Recently the BBC have broadcast a programme on the commissioning of the new Navy Aircraft Carrier HMS Queen Elizabeth. They seemed to use ‘For Exercise’ in front of the exercise ‘pipes’. There is one interesting part where they were interviewing one of the senior training staff about the response to an exercise involving an aircraft fire on the flight deck. While they were doing this there was a pipe ‘Flood, Flood, Flood, Flood in compartment…..’ . From the look on the trainers face it is apparent he knew nothing of this ‘exercise’. According to the programme, bearing in mind one never knows how it was edited this was a real flood with a Salt Water main bursting above the 11kV electrics from the generators to the electric motors ! Not a single use of Safeguard in the edited version at least.
A recent long-distance flight helped to finally start and finish listening to this extra-long episode.
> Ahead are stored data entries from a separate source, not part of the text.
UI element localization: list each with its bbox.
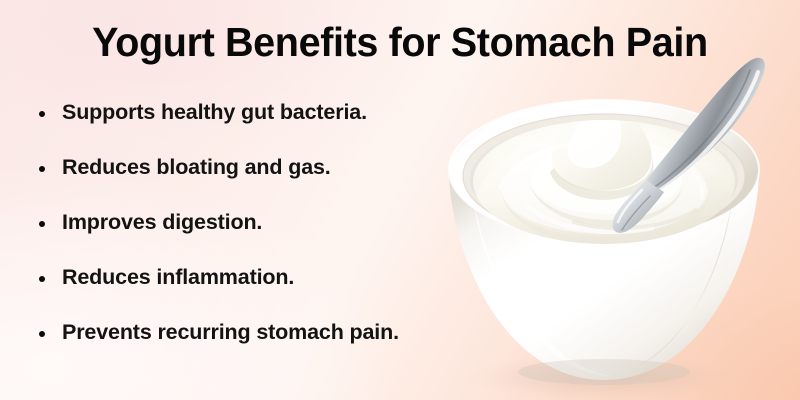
infographic-canvas: Yogurt Benefits for Stomach Pain Support… bbox=[0, 0, 800, 400]
list-item: Improves digestion. bbox=[36, 208, 466, 263]
benefit-label: Improves digestion. bbox=[62, 208, 262, 236]
benefit-label: Reduces bloating and gas. bbox=[62, 153, 331, 181]
page-title: Yogurt Benefits for Stomach Pain bbox=[14, 18, 786, 66]
bullet-dot-icon bbox=[39, 111, 45, 117]
bullet-dot-icon bbox=[39, 166, 45, 172]
benefit-label: Supports healthy gut bacteria. bbox=[62, 98, 367, 126]
bullet-dot-icon bbox=[39, 276, 45, 282]
list-item: Reduces inflammation. bbox=[36, 263, 466, 318]
benefit-label: Reduces inflammation. bbox=[62, 263, 294, 291]
list-item: Prevents recurring stomach pain. bbox=[36, 318, 466, 373]
benefit-label: Prevents recurring stomach pain. bbox=[62, 318, 399, 346]
bullet-dot-icon bbox=[39, 221, 45, 227]
list-item: Reduces bloating and gas. bbox=[36, 153, 466, 208]
benefits-list: Supports healthy gut bacteria. Reduces b… bbox=[36, 98, 466, 373]
bullet-dot-icon bbox=[39, 331, 45, 337]
list-item: Supports healthy gut bacteria. bbox=[36, 98, 466, 153]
It was fantastic! A great ship with a great crew! Apart from the interesting technical discussions I also liked how this episode showed the social interaction on such a vessel. Very professional atmosphere that does include a good portion of humor.
I complained about other on-location episodes, but here everything was so well described that I never felt the need for any visuals to understand the discussions. Still nice to see some photos.
Many thanks, to Markus and the Enterprise crew!